Massachusetts Maritime Academy (Buzzards Bay, Mass.): $25,000 to underwrite cooperative education stipends to train potential future maritime safety and environmental officers.
MAST Academy (Miami, Fla.): $21,000 to create educational DVDs about Everglades and Wakodahatchee wetlands bird groups for the school's mobile marine science lab program and related field trips.
The Nature Conservancy: $40,000 to conduct inventory and ecological assessment of estuaries, salt-marsh wetlands, and coastal marine habitats, and prioritize areas for conservation in southeast Alaska; and $40,000 for communicating the results of their Florida Reef Resilience Program to South Florida and Caribbean reef management, science and user communities.
The Nature Conservancy of Canada (British Columbia region, Canada): $40,000 to create an atlas of ecological values and human uses of marine areas of British Columbia.
New England Aquarium (Boston, Mass.): $29,000 to support the annual meeting of the North Atlantic Right Whale Consortium; research in Canada’s Bay of Fundy, and Web hosting for the North Atlantic Right Whale Catalog.
Seattle Aquarium (Seattle, Wash.): $50,000 to update its long-term Sixgill Shark Population Ecology project with the latest research, and update the exhibit video.
Shake-A-Leg Foundation (Miami, Fla.): $50,000 for continued support for the eco-island project to provide educational, recreational, and island restoration activities for students with disabilities and at-risk youth.

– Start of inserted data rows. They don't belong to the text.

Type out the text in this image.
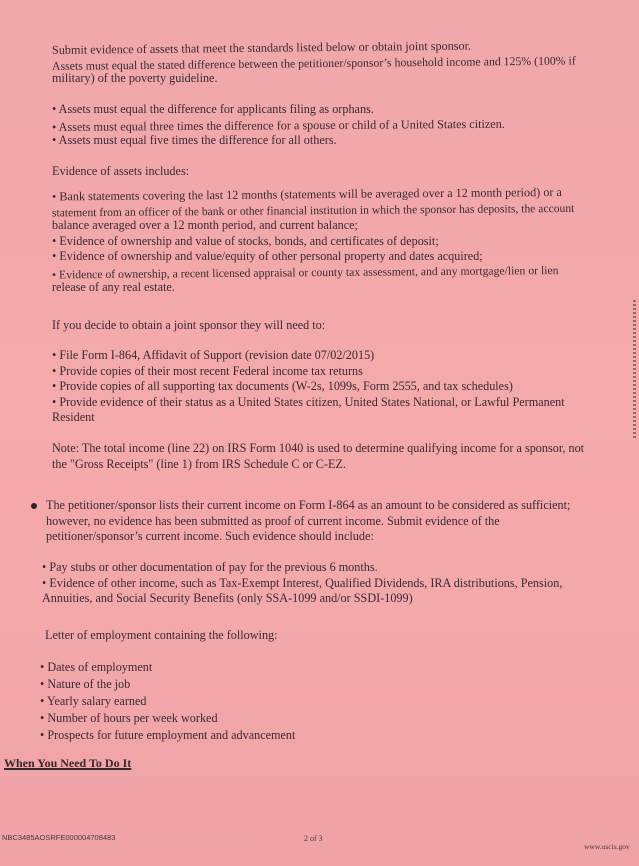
Submit evidence of assets that meet the standards listed below or obtain joint sponsor.
Assets must equal the stated difference between the petitioner/sponsor’s household income and 125% (100% if
military) of the poverty guideline.
• Assets must equal the difference for applicants filing as orphans.
• Assets must equal three times the difference for a spouse or child of a United States citizen.
• Assets must equal five times the difference for all others.
Evidence of assets includes:
• Bank statements covering the last 12 months (statements will be averaged over a 12 month period) or a
statement from an officer of the bank or other financial institution in which the sponsor has deposits, the account
balance averaged over a 12 month period, and current balance;
• Evidence of ownership and value of stocks, bonds, and certificates of deposit;
• Evidence of ownership and value/equity of other personal property and dates acquired;
• Evidence of ownership, a recent licensed appraisal or county tax assessment, and any mortgage/lien or lien
release of any real estate.
If you decide to obtain a joint sponsor they will need to:
• File Form I-864, Affidavit of Support (revision date 07/02/2015)
• Provide copies of their most recent Federal income tax returns
• Provide copies of all supporting tax documents (W-2s, 1099s, Form 2555, and tax schedules)
• Provide evidence of their status as a United States citizen, United States National, or Lawful Permanent
Resident
Note: The total income (line 22) on IRS Form 1040 is used to determine qualifying income for a sponsor, not
the "Gross Receipts" (line 1) from IRS Schedule C or C-EZ.
The petitioner/sponsor lists their current income on Form I-864 as an amount to be considered as sufficient;
however, no evidence has been submitted as proof of current income. Submit evidence of the
petitioner/sponsor’s current income. Such evidence should include:
• Pay stubs or other documentation of pay for the previous 6 months.
• Evidence of other income, such as Tax-Exempt Interest, Qualified Dividends, IRA distributions, Pension,
Annuities, and Social Security Benefits (only SSA-1099 and/or SSDI-1099)
Letter of employment containing the following:
• Dates of employment
• Nature of the job
• Yearly salary earned
• Number of hours per week worked
• Prospects for future employment and advancement
When You Need To Do It
NBC3485AOSRFE000004708483	2 of 3
www.uscis.gov
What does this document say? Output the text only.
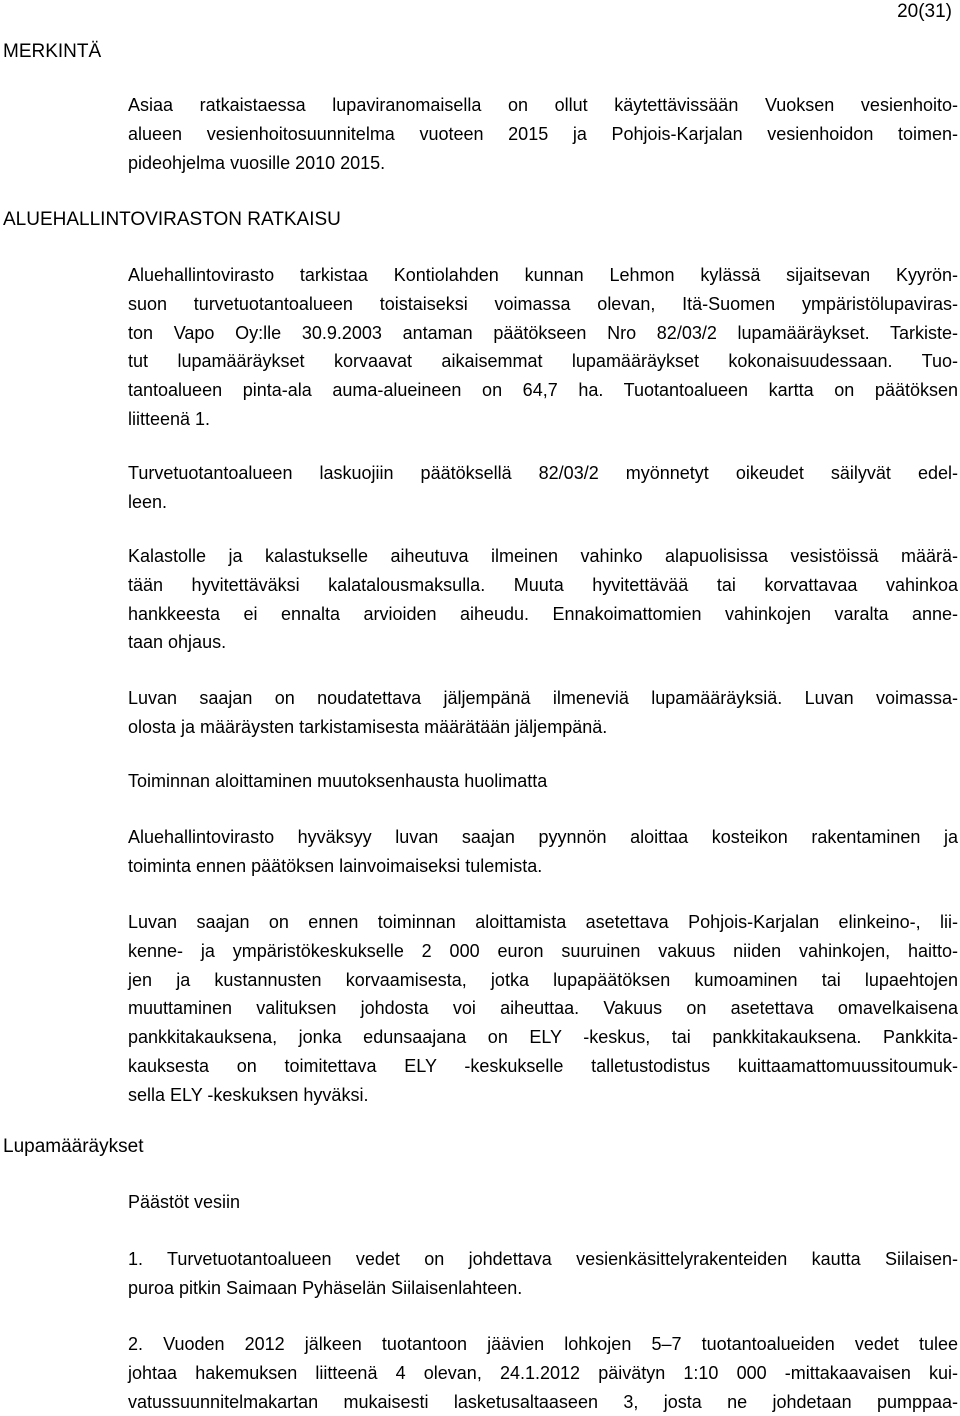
20(31)
MERKINTÄ
Asiaa ratkaistaessa lupaviranomaisella on ollut käytettävissään Vuoksen vesienhoito-
alueen vesienhoitosuunnitelma vuoteen 2015 ja Pohjois-Karjalan vesienhoidon toimen-
pideohjelma vuosille 2010 2015.
ALUEHALLINTOVIRASTON RATKAISU
Aluehallintovirasto tarkistaa Kontiolahden kunnan Lehmon kylässä sijaitsevan Kyyrön-
suon turvetuotantoalueen toistaiseksi voimassa olevan, Itä-Suomen ympäristölupaviras-
ton Vapo Oy:lle 30.9.2003 antaman päätökseen Nro 82/03/2 lupamääräykset. Tarkiste-
tut lupamääräykset korvaavat aikaisemmat lupamääräykset kokonaisuudessaan. Tuo-
tantoalueen pinta-ala auma-alueineen on 64,7 ha. Tuotantoalueen kartta on päätöksen
liitteenä 1.
Turvetuotantoalueen laskuojiin päätöksellä 82/03/2 myönnetyt oikeudet säilyvät edel-
leen.
Kalastolle ja kalastukselle aiheutuva ilmeinen vahinko alapuolisissa vesistöissä määrä-
tään hyvitettäväksi kalatalousmaksulla. Muuta hyvitettävää tai korvattavaa vahinkoa
hankkeesta ei ennalta arvioiden aiheudu. Ennakoimattomien vahinkojen varalta anne-
taan ohjaus.
Luvan saajan on noudatettava jäljempänä ilmeneviä lupamääräyksiä. Luvan voimassa-
olosta ja määräysten tarkistamisesta määrätään jäljempänä.
Toiminnan aloittaminen muutoksenhausta huolimatta
Aluehallintovirasto hyväksyy luvan saajan pyynnön aloittaa kosteikon rakentaminen ja
toiminta ennen päätöksen lainvoimaiseksi tulemista.
Luvan saajan on ennen toiminnan aloittamista asetettava Pohjois-Karjalan elinkeino-, lii-
kenne- ja ympäristökeskukselle 2 000 euron suuruinen vakuus niiden vahinkojen, haitto-
jen ja kustannusten korvaamisesta, jotka lupapäätöksen kumoaminen tai lupaehtojen
muuttaminen valituksen johdosta voi aiheuttaa. Vakuus on asetettava omavelkaisena
pankkitakauksena, jonka edunsaajana on ELY -keskus, tai pankkitakauksena. Pankkita-
kauksesta on toimitettava ELY -keskukselle talletustodistus kuittaamattomuussitoumuk-
sella ELY -keskuksen hyväksi.
Lupamääräykset
Päästöt vesiin
1. Turvetuotantoalueen vedet on johdettava vesienkäsittelyrakenteiden kautta Siilaisen-
puroa pitkin Saimaan Pyhäselän Siilaisenlahteen.
2. Vuoden 2012 jälkeen tuotantoon jäävien lohkojen 5–7 tuotantoalueiden vedet tulee
johtaa hakemuksen liitteenä 4 olevan, 24.1.2012 päivätyn 1:10 000 -mittakaavaisen kui-
vatussuunnitelmakartan mukaisesti lasketusaltaaseen 3, josta ne johdetaan pumppaa-
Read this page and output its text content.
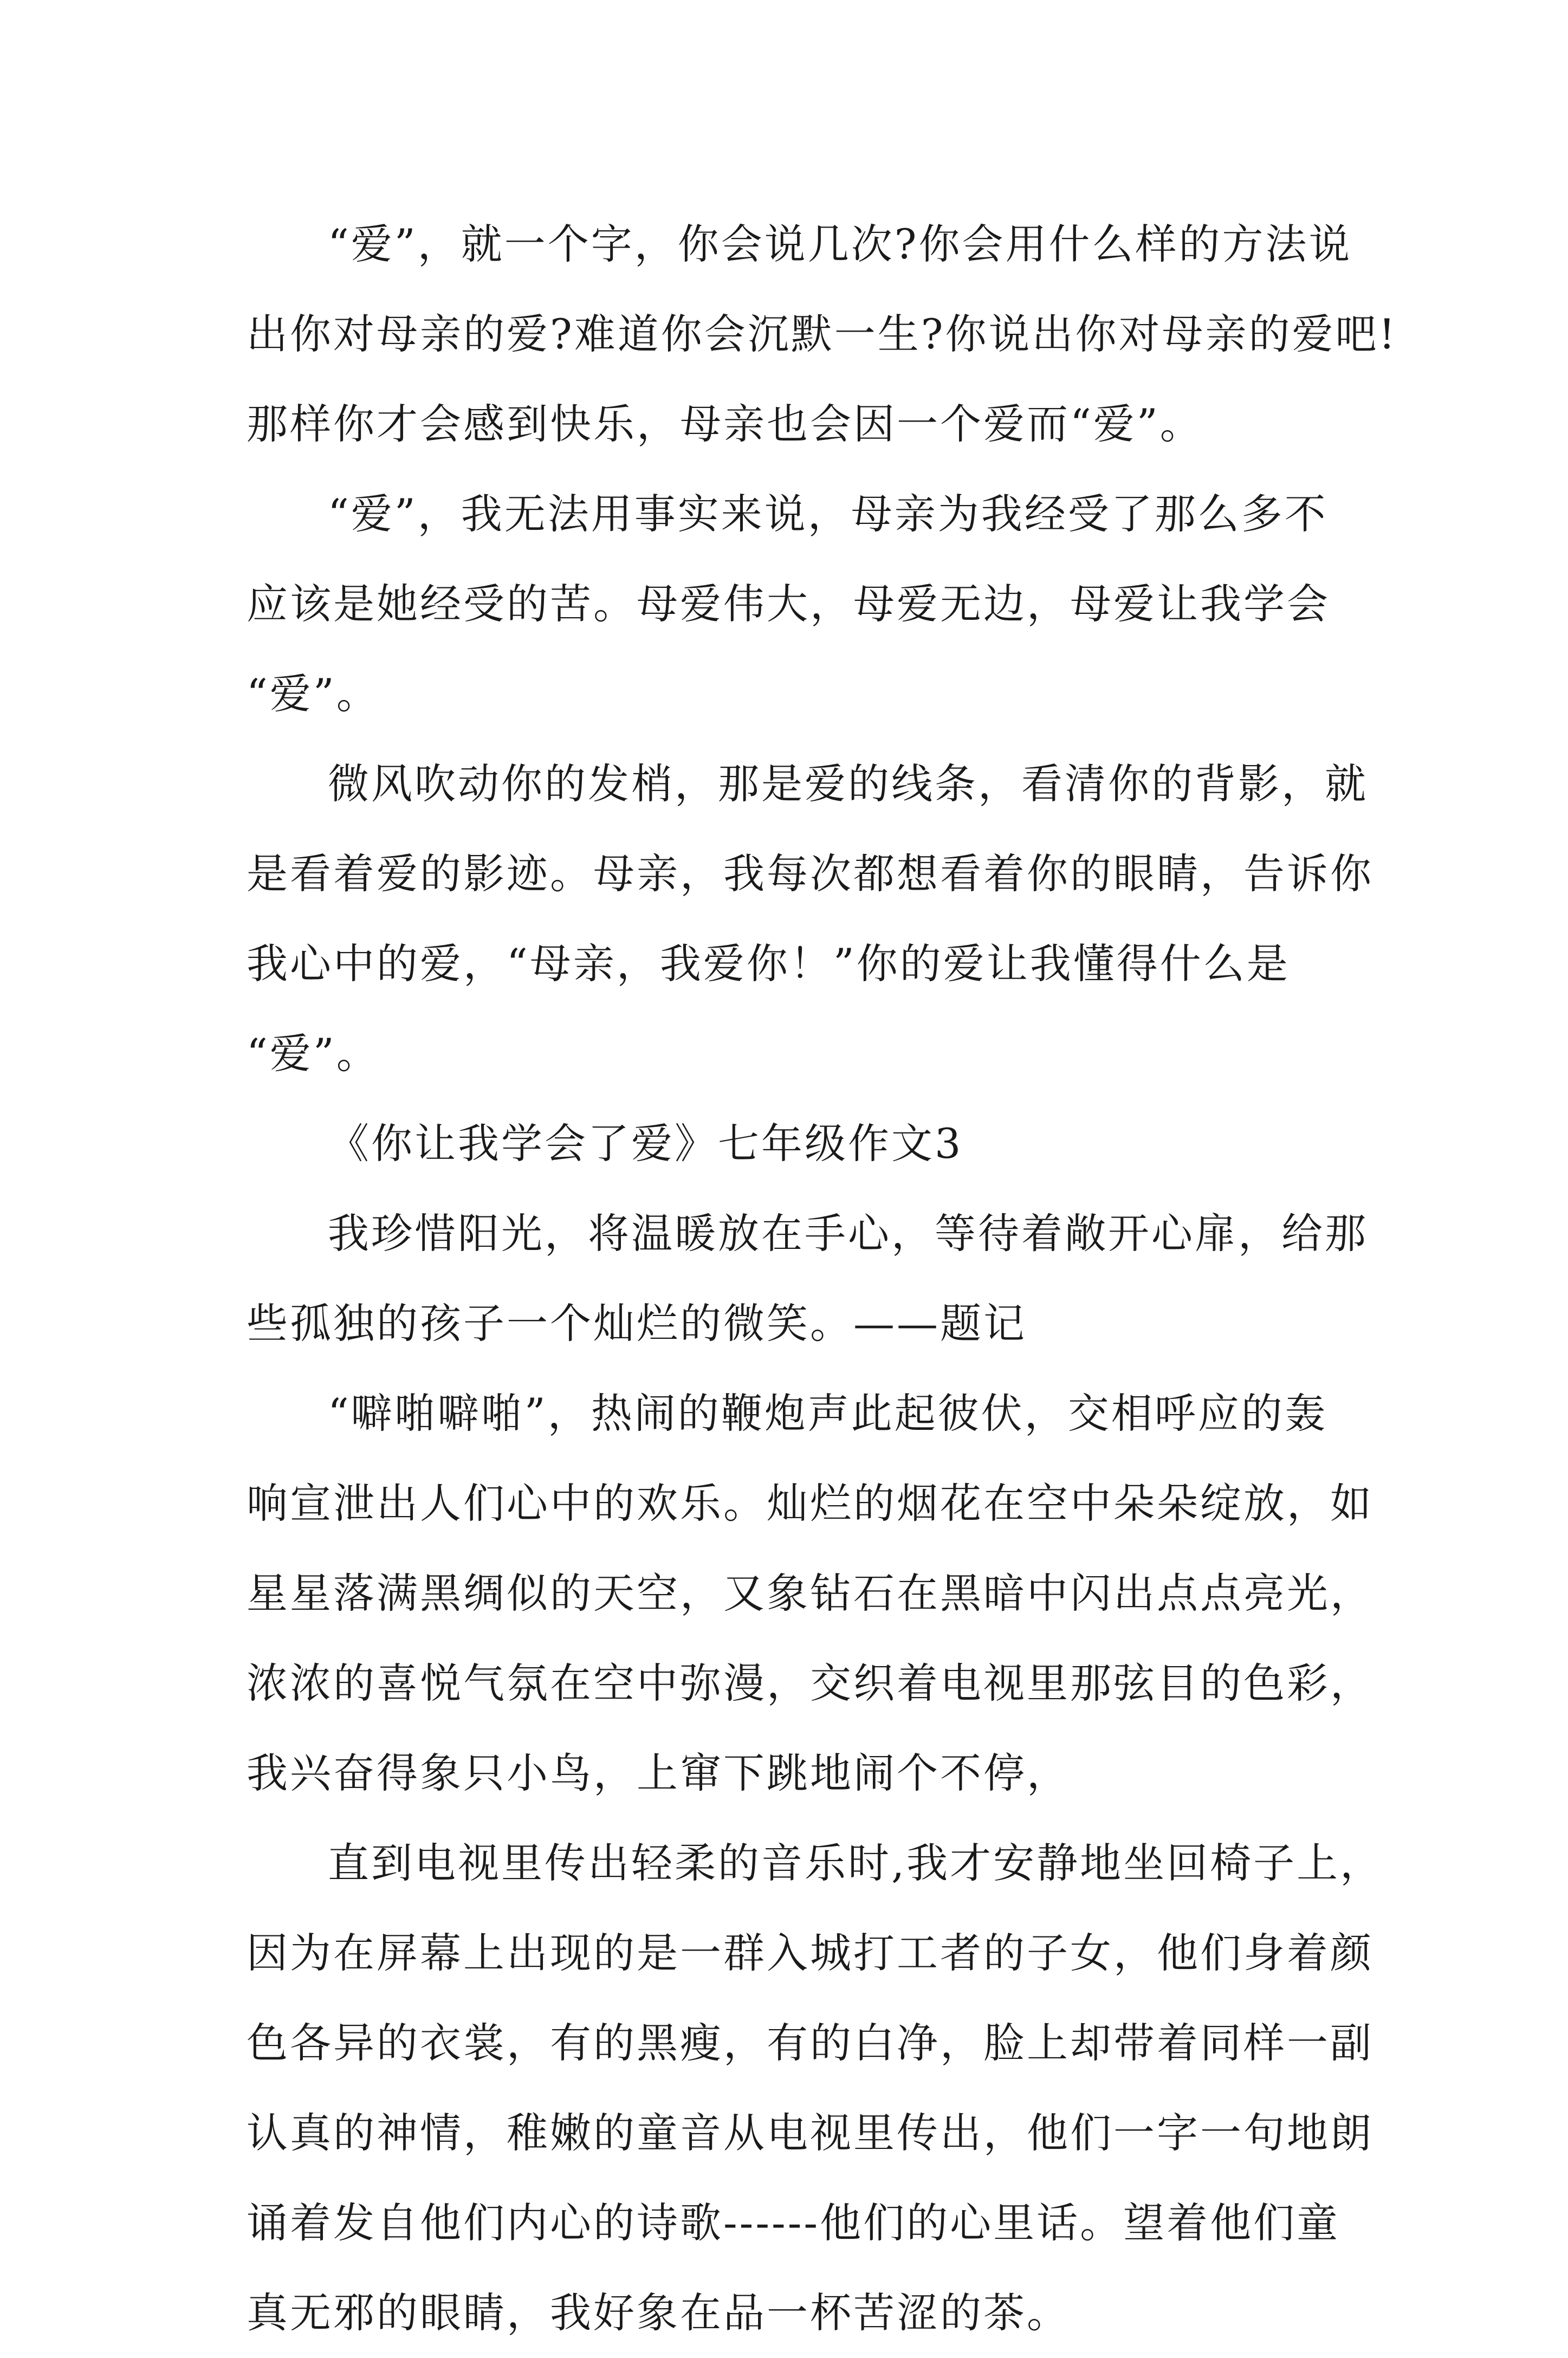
“爱”，就一个字，你会说几次?你会用什么样的方法说
出你对母亲的爱?难道你会沉默一生?你说出你对母亲的爱吧!
那样你才会感到快乐，母亲也会因一个爱而“爱”。
“爱”，我无法用事实来说，母亲为我经受了那么多不
应该是她经受的苦。母爱伟大，母爱无边，母爱让我学会
“爱”。
微风吹动你的发梢，那是爱的线条，看清你的背影，就
是看着爱的影迹。母亲，我每次都想看着你的眼睛，告诉你
我心中的爱，“母亲，我爱你！”你的爱让我懂得什么是
“爱”。
《你让我学会了爱》七年级作文3
我珍惜阳光，将温暖放在手心，等待着敞开心扉，给那
些孤独的孩子一个灿烂的微笑。——题记
“噼啪噼啪”，热闹的鞭炮声此起彼伏，交相呼应的轰
响宣泄出人们心中的欢乐。灿烂的烟花在空中朵朵绽放，如
星星落满黑绸似的天空，又象钻石在黑暗中闪出点点亮光，
浓浓的喜悦气氛在空中弥漫，交织着电视里那弦目的色彩，
我兴奋得象只小鸟，上窜下跳地闹个不停，
直到电视里传出轻柔的音乐时,我才安静地坐回椅子上，
因为在屏幕上出现的是一群入城打工者的子女，他们身着颜
色各异的衣裳，有的黑瘦，有的白净，脸上却带着同样一副
认真的神情，稚嫩的童音从电视里传出，他们一字一句地朗
诵着发自他们内心的诗歌------他们的心里话。望着他们童
真无邪的眼睛，我好象在品一杯苦涩的茶。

University of Miami Rosenstiel School of Marine & Atmospheric Science (Miami, Fla.): $52,000 for continued support of the Royal Caribbean Fellowship Program to support two incoming graduate students.
University of North Carolina (Wilmington, N.C.): $50,000 to buy equipment to support coral restoration research missions and surface-based science diving in coordination with the Aquarius undersea laboratory in Key Largo, Fla.
University of Oregon (Eugene, Ore.): $50,000 for the Oregon Institute of Marine Biology, to expand and renovate its Marine Mammal Gallery at the new Charleston Marine Life Center.
World Wildlife Fund (Washington, D.C.): – $50,000 for continued support of the Smart Gear initiative, to reduce the bycatch of endangered marine species by encouraging the development of innovative, practical and cost-effective fishing technologies.